Precious nature
Staying in the Côte d’Or
“Last year some producers lost 90% of their harvest”, the friendly Monsieur Jean told us. We were chatting in La Cave de Monsieur Jean, a neat little wine shop in Gevrey-Chambertin, having just had a late breakfast in Le Tue Chien opposite. (Odd that the characterful dog-owning proprietor should call her café “The Kill Dog”, I thought… until I found out later that Tue Chien is the French name for autumn crocus!) It was a stark reminder that however much oenology has perfected the harvesting and winemaking process, producers are still at the mercy of nature. And 2024 was a horribly wet, mildewy year.

It must be heart-wrenching for any farmer to lose their crop. But nature usually has a habit of evening things out. In Burgundy, 2023 by contrast gave some of the highest yields on record. And, with the cheapest bottle I could find of Romanée Conti at €4,000 a bottle, I would imagine they have deep enough pockets to ride out one bad year. The immaculately renovated stone-walled buildings of the well-kept Côte d’Or villages would seem to bear this out.
There’s an excellent little museum in Gevrey-Chambertin that explains why the Burgundy production area is so constrained (which is why the prices are so high). This too is determined by nature, as it’s not just the climate but also the soil and bedrock that are critical. Most of the soil along the Saône valley is alluvial deposits, which isn’t much good for vines. Vines like soils with lime and minerals, which give the grapes their taste. But it just so happens that along the side of the valley, deposits of the bones of prehistoric animals are to be found in limestone ridges, and it’s these areas that are all dedicated to wine production. The very best wines come from just a few hectares where the combination of soil and base rock gives the vines exactly the right minerals for top wines. There are plots in the centre of all the villages too, and even though these do not yield Grands Crus, this land still produces fine wines and is not best used by building houses on it!
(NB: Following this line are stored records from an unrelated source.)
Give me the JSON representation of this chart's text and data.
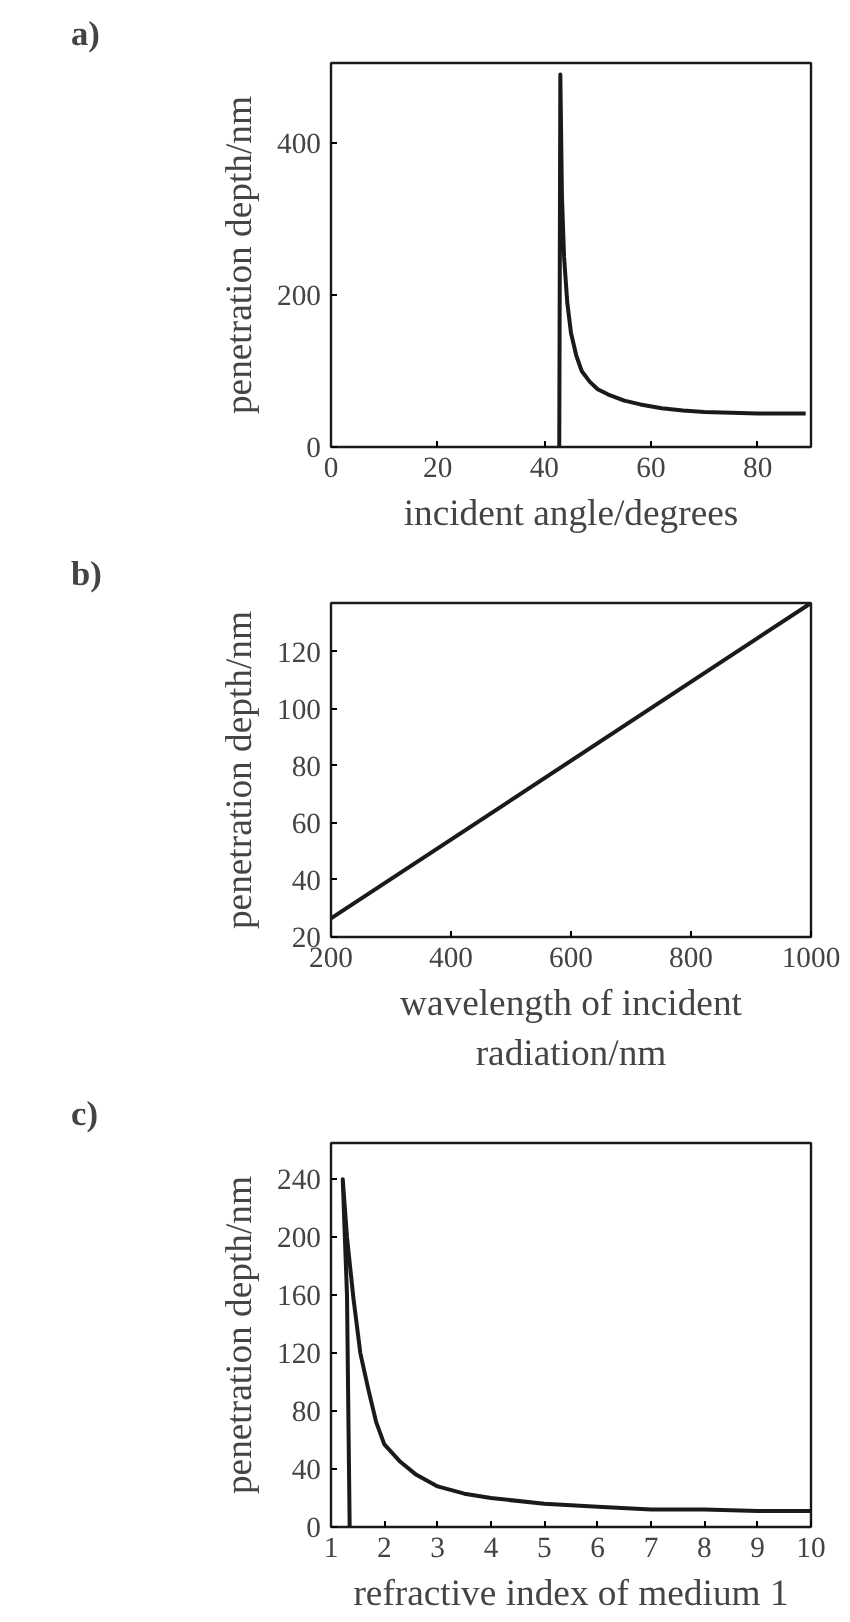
{
  "chart_data": [
    {
      "type": "line",
      "title": "a)",
      "xlabel": "incident angle/degrees",
      "ylabel": "penetration depth/nm",
      "xlim": [
        0,
        90
      ],
      "ylim": [
        0,
        505
      ],
      "xticks": [
        0,
        20,
        40,
        60,
        80
      ],
      "yticks": [
        0,
        200,
        400
      ],
      "grid": false,
      "marker": "none",
      "line_style": "solid",
      "series": [
        {
          "color": "#1a1a1a",
          "x": [
            42.8,
            43.0,
            43.3,
            43.7,
            44.3,
            45.0,
            46.0,
            47.0,
            48.5,
            50.0,
            52.0,
            55.0,
            58.0,
            62.0,
            66.0,
            70.0,
            75.0,
            80.0,
            85.0,
            89.0
          ],
          "values": [
            0,
            490,
            330,
            250,
            190,
            150,
            120,
            100,
            86,
            76,
            69,
            61,
            56,
            51,
            48,
            46,
            45,
            44,
            44,
            44
          ]
        }
      ]
    },
    {
      "type": "line",
      "title": "b)",
      "xlabel": "wavelength of incident\nradiation/nm",
      "ylabel": "penetration depth/nm",
      "xlim": [
        200,
        1000
      ],
      "ylim": [
        20,
        137
      ],
      "xticks": [
        200,
        400,
        600,
        800,
        1000
      ],
      "yticks": [
        20,
        40,
        60,
        80,
        100,
        120
      ],
      "grid": false,
      "marker": "none",
      "line_style": "solid",
      "series": [
        {
          "color": "#1a1a1a",
          "x": [
            200,
            1000
          ],
          "values": [
            26.5,
            137
          ]
        }
      ]
    },
    {
      "type": "line",
      "title": "c)",
      "xlabel": "refractive index of medium 1",
      "ylabel": "penetration depth/nm",
      "xlim": [
        1,
        10
      ],
      "ylim": [
        0,
        265
      ],
      "xticks": [
        1,
        2,
        3,
        4,
        5,
        6,
        7,
        8,
        9,
        10
      ],
      "yticks": [
        0,
        40,
        80,
        120,
        160,
        200,
        240
      ],
      "grid": false,
      "marker": "none",
      "line_style": "solid",
      "series": [
        {
          "color": "#1a1a1a",
          "x": [
            1.35,
            1.3,
            1.22,
            1.3,
            1.42,
            1.55,
            1.7,
            1.85,
            2.0,
            2.3,
            2.6,
            3.0,
            3.5,
            4.0,
            5.0,
            6.0,
            7.0,
            8.0,
            9.0,
            10.0
          ],
          "values": [
            0,
            160,
            240,
            200,
            158,
            120,
            95,
            72,
            57,
            45,
            36,
            28,
            23,
            20,
            16,
            14,
            12,
            12,
            11,
            11
          ]
        }
      ]
    }
  ]
}
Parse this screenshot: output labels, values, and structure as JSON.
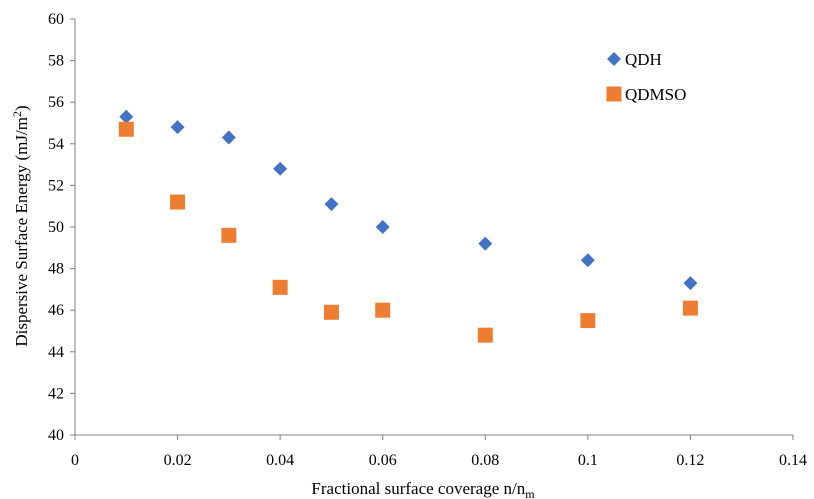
{
  "chart_data": {
    "type": "scatter",
    "title": "",
    "xlabel": "Fractional surface coverage n/n",
    "xlabel_sub": "m",
    "ylabel": "Dispersive Surface Energy (mJ/m",
    "ylabel_sup": "2",
    "ylabel_end": ")",
    "xlim": [
      0,
      0.14
    ],
    "ylim": [
      40,
      60
    ],
    "x_ticks": [
      "0",
      "0.02",
      "0.04",
      "0.06",
      "0.08",
      "0.1",
      "0.12",
      "0.14"
    ],
    "y_ticks": [
      "40",
      "42",
      "44",
      "46",
      "48",
      "50",
      "52",
      "54",
      "56",
      "58",
      "60"
    ],
    "grid": false,
    "legend_position": "top-right",
    "series": [
      {
        "name": "QDH",
        "marker": "diamond",
        "color": "#4472C4",
        "x": [
          0.01,
          0.02,
          0.03,
          0.04,
          0.05,
          0.06,
          0.08,
          0.1,
          0.12
        ],
        "y": [
          55.3,
          54.8,
          54.3,
          52.8,
          51.1,
          50.0,
          49.2,
          48.4,
          47.3
        ]
      },
      {
        "name": "QDMSO",
        "marker": "square",
        "color": "#ED7D31",
        "x": [
          0.01,
          0.02,
          0.03,
          0.04,
          0.05,
          0.06,
          0.08,
          0.1,
          0.12
        ],
        "y": [
          54.7,
          51.2,
          49.6,
          47.1,
          45.9,
          46.0,
          44.8,
          45.5,
          46.1
        ]
      }
    ]
  }
}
It’s nice for those travelling by car to and from the French Mediterranean that 400 km of the Autoroute du Soleil from Dijon to Avignon is lined with some of the country’s oldest and most prestigious wine-making regions: Burgundy, Beaujolais and the Côtes du Rhône. Many of the wine-making villages with names familiar from the labels of bottles make for mouthwatering places to stop. Staying somewhere like Gevrey-Chambertin or Meursault not only sounds appealing, but actually is. They are often charming villages with proud wine-making communities, and thanks to the longstanding tradition of gastronomy that has accompanied the wine-making in this part of the world, your meals are likely to be memorable.